Should they make the drop, Wexford would at least be joined in the lower division by teams of the calibre of Offaly, Antrim and Laois, but that will do little to soften the blow for a side struggling to keep abreast of hurling’s pacesetters.

“It is a blow but I don’t think it will really set in until we look at our league fixtures for next year. We won’t be playing those top teams, the likes of Cork, Kilkenny and Waterford.

“That’s going to be a blow because our preparations are going to have to make up for that. It will be next January when it hits us.”

As Travers admits himself, it is entirely Wexford’s own fault that they find themselves in their current predicament.

Their league campaign was bookended with a superb win over Waterford and an unfortunate, late defeat in Cork but the real damage was done in the ties in between against Antrim, Kilkenny and Dublin.

The 15-point loss at home to the All-Ireland champions was crushing in its own right but the low point was arguably the seven-point deficit they were left with leaving Casement Park.

That gave Antrim their only points of the campaign and proved to be the millstone that dragged Wexford into the depths for the spring 2009 campaign.

“We had a good start to the league and then we kind of wavered a bit up in Antrim. Antrim beat us fair and square. It’s not that they caught us off guard or there was a late score. They just beat us all over the field.

“I know we got a draw against Dublin but we felt we finished the league on a positive note against Cork.

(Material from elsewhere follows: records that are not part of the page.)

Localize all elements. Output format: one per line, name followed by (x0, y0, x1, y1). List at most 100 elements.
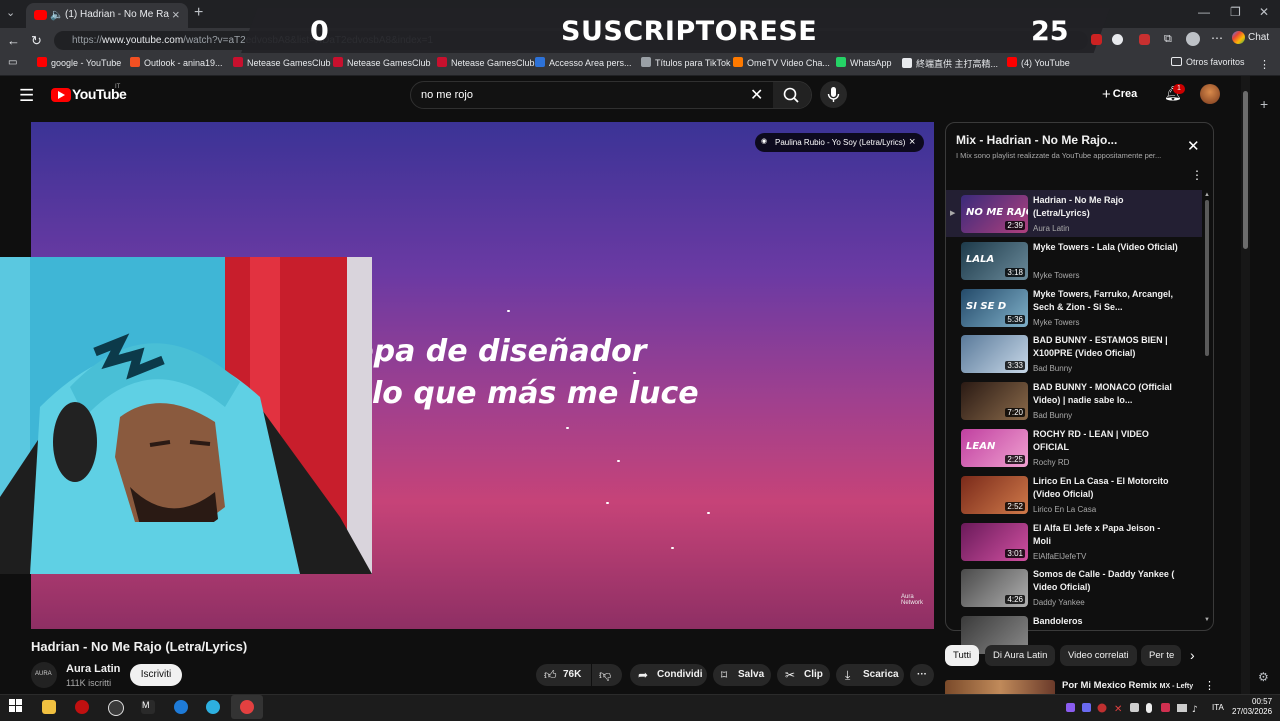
extension-icon[interactable] (1139, 34, 1150, 45)
save-button[interactable]: ⌑ Salva (713, 664, 771, 686)
keyboard-language[interactable]: ITA (1212, 703, 1224, 712)
chat-button[interactable]: Chat (1232, 31, 1276, 49)
playlist-item[interactable]: SI SE D 5:36 Myke Towers, Farruko, Arcange… (946, 284, 1202, 331)
video-thumbnail[interactable]: LALA 3:18 (961, 241, 1028, 280)
back-icon[interactable]: ← (7, 33, 20, 48)
search-input[interactable]: no me rojo (421, 89, 473, 101)
bookmark-favicon-icon (836, 57, 846, 67)
browser-side-plus-icon[interactable]: + (1260, 96, 1268, 112)
system-tray[interactable]: ✕ ♪ (1066, 701, 1206, 715)
tab-list-chevron-icon[interactable]: ⌄ (6, 6, 15, 19)
bookmark-item[interactable]: 終端直供 主打高精... (902, 57, 998, 70)
search-button[interactable] (773, 82, 811, 108)
bookmark-item[interactable]: Títulos para TikTok (641, 57, 731, 68)
video-thumbnail[interactable]: SI SE D 5:36 (961, 288, 1028, 327)
playlist-title[interactable]: Mix - Hadrian - No Me Rajo... (956, 133, 1117, 147)
recommended-thumbnail[interactable] (945, 680, 1055, 694)
maximize-icon[interactable]: ❐ (1230, 5, 1241, 19)
playlist-more-icon[interactable]: ⋮ (1191, 168, 1203, 182)
other-favorites-folder[interactable]: Otros favoritos (1171, 57, 1245, 67)
notification-count-badge: 1 (1173, 84, 1185, 94)
filter-chip[interactable]: Video correlati (1060, 645, 1137, 666)
video-thumbnail[interactable]: 7:20 (961, 382, 1028, 421)
browser-settings-icon[interactable]: ⚙ (1258, 670, 1269, 684)
extensions-puzzle-icon[interactable]: ⧉ (1164, 33, 1172, 46)
search-box[interactable]: no me rojo ✕ (410, 81, 812, 109)
extension-icon[interactable] (1112, 34, 1123, 45)
playlist-item[interactable]: 3:33 BAD BUNNY - ESTAMOS BIEN | X100PRE (… (946, 330, 1202, 377)
bookmark-item[interactable]: OmeTV Video Cha... (733, 57, 830, 68)
youtube-logo-icon[interactable] (51, 88, 71, 102)
filter-chip[interactable]: Tutti (945, 645, 980, 666)
download-button[interactable]: ⤓ Scarica (836, 664, 904, 686)
dislike-button[interactable]: 👎︎ (592, 664, 622, 686)
clear-search-icon[interactable]: ✕ (750, 85, 763, 105)
video-thumbnail[interactable]: NO ME RAJO 2:39 (961, 195, 1028, 233)
bookmark-item[interactable]: WhatsApp (836, 57, 892, 68)
channel-avatar[interactable]: AURA (31, 662, 57, 688)
video-thumbnail[interactable]: LEAN 2:25 (961, 429, 1028, 467)
account-avatar[interactable] (1200, 84, 1220, 104)
windows-start-icon[interactable] (9, 699, 23, 718)
chips-next-icon[interactable]: › (1190, 647, 1195, 663)
clip-button[interactable]: ✂ Clip (777, 664, 830, 686)
app-icon[interactable]: M (141, 700, 155, 714)
channel-name[interactable]: Aura Latin (66, 663, 120, 675)
filter-chip[interactable]: Per te (1141, 645, 1181, 666)
playlist-item[interactable]: LEAN 2:25 ROCHY RD - LEAN | VIDEO OFICIAL R… (946, 424, 1202, 471)
share-button[interactable]: ➦ Condividi (630, 664, 707, 686)
profile-icon[interactable] (1186, 32, 1200, 46)
app-icon[interactable] (108, 700, 124, 716)
menu-hamburger-icon[interactable]: ☰ (19, 86, 34, 106)
bookmark-item[interactable]: Netease GamesClub (333, 57, 431, 68)
reload-icon[interactable]: ↻ (31, 33, 42, 49)
file-explorer-icon[interactable] (42, 700, 56, 714)
bookmark-item[interactable]: Netease GamesClub (437, 57, 535, 68)
app-icon[interactable] (75, 700, 89, 714)
recommended-more-icon[interactable]: ⋮ (1204, 679, 1215, 692)
bookmark-item[interactable]: Netease GamesClub (233, 57, 331, 68)
taskbar-clock[interactable]: 00:57 27/03/2026 (1232, 697, 1272, 717)
recommended-video-title[interactable]: Por Mi Mexico Remix MX - Lefty (1062, 680, 1193, 691)
browser-icon[interactable] (206, 700, 220, 714)
voice-search-button[interactable] (820, 81, 847, 108)
browser-menu-icon[interactable]: ⋯ (1211, 31, 1223, 45)
bookmark-item[interactable]: Outlook - anina19... (130, 57, 223, 68)
close-icon[interactable]: × (909, 136, 915, 148)
video-thumbnail[interactable]: 4:26 (961, 569, 1028, 608)
close-window-icon[interactable]: ✕ (1259, 5, 1269, 19)
new-tab-button[interactable]: + (194, 4, 203, 22)
scroll-up-icon[interactable]: ▲ (1204, 192, 1210, 198)
playlist-item[interactable]: LALA 3:18 Myke Towers - Lala (Video Oficia… (946, 237, 1202, 284)
playlist-item[interactable]: 2:52 Lirico En La Casa - El Motorcito (Vi… (946, 471, 1202, 518)
bookmarks-overflow-icon[interactable]: ⋮ (1259, 58, 1270, 71)
playlist-item[interactable]: 3:01 El Alfa El Jefe x Papa Jeison - Moli… (946, 518, 1202, 565)
like-button[interactable]: 👍︎ 76K (536, 664, 591, 686)
page-scrollbar-thumb[interactable] (1243, 91, 1248, 249)
browser-tab-active[interactable]: 🔈 (1) Hadrian - No Me Rajo (Letra/Lyrics… (26, 3, 188, 28)
sidebar-toggle-icon[interactable]: ▭ (8, 57, 17, 68)
bookmark-item[interactable]: (4) YouTube (1007, 57, 1070, 68)
speaker-icon[interactable]: 🔈 (50, 8, 64, 21)
more-actions-button[interactable]: ··· (910, 664, 934, 686)
playlist-item[interactable]: 7:20 BAD BUNNY - MONACO (Official Video) … (946, 377, 1202, 424)
playlist-item[interactable]: 4:26 Somos de Calle - Daddy Yankee ( Vide… (946, 564, 1202, 611)
extension-icon[interactable] (1091, 34, 1102, 45)
video-thumbnail[interactable]: 3:01 (961, 522, 1028, 561)
video-thumbnail[interactable]: 2:52 (961, 475, 1028, 514)
edge-browser-icon[interactable] (174, 700, 188, 714)
bookmark-item[interactable]: google - YouTube (37, 57, 121, 68)
close-tab-icon[interactable]: × (172, 7, 180, 22)
filter-chip[interactable]: Di Aura Latin (985, 645, 1056, 666)
playlist-scrollbar[interactable] (1205, 200, 1209, 356)
bookmark-item[interactable]: Accesso Area pers... (535, 57, 632, 68)
minimize-icon[interactable]: — (1198, 5, 1210, 19)
subscribe-button[interactable]: Iscriviti (130, 664, 182, 686)
video-thumbnail[interactable]: 3:33 (961, 335, 1028, 374)
up-next-chip[interactable]: ◉ Paulina Rubio - Yo Soy (Letra/Lyrics) … (755, 133, 924, 152)
scroll-down-icon[interactable]: ▼ (1204, 617, 1210, 623)
create-button[interactable]: + Crea (1102, 86, 1137, 103)
close-playlist-icon[interactable]: ✕ (1187, 137, 1200, 155)
playlist-item[interactable]: ▶ NO ME RAJO 2:39 Hadrian - No Me Rajo (Let… (946, 190, 1202, 237)
obs-icon[interactable] (240, 700, 254, 714)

We should have beaten them.

“When we got into a stage where we could win the game we just didn’t quite get over the line but, from our point of view, even though we didn’t get the result we wanted, we feel we finished the league on a positive note.”

The bottom line remains a familiar one — Wexford’s consistency or, to be more accurate, their maddening lack of it. Ever since their resurgence in the mid-1990s, the county has been the GAA’s resident schizophrenics.

“That’s something we do discuss. It’s a work in progress and the evidence hasn’t really surfaced yet but it’s a team that is changing too.

“We’ve had a lot of big names who have retired over the last few years so it’s hard to get the consistency when you have that. We are moving in the right direction but we are all focusing on Dublin.”

It is Tommy Naughton’s side that Wexford will be meeting next in competitive action, as long as the Dubs don’t upset the form book and lose to Westmeath before that.

“They are on an upward curve but it’s up to us to control that situation and try and win that match,” said Travers. “It is a fear, absolutely, because they are a strong team. In years gone by maybe it was a game you wouldn’t have treated with as much respect but certainly now you would.”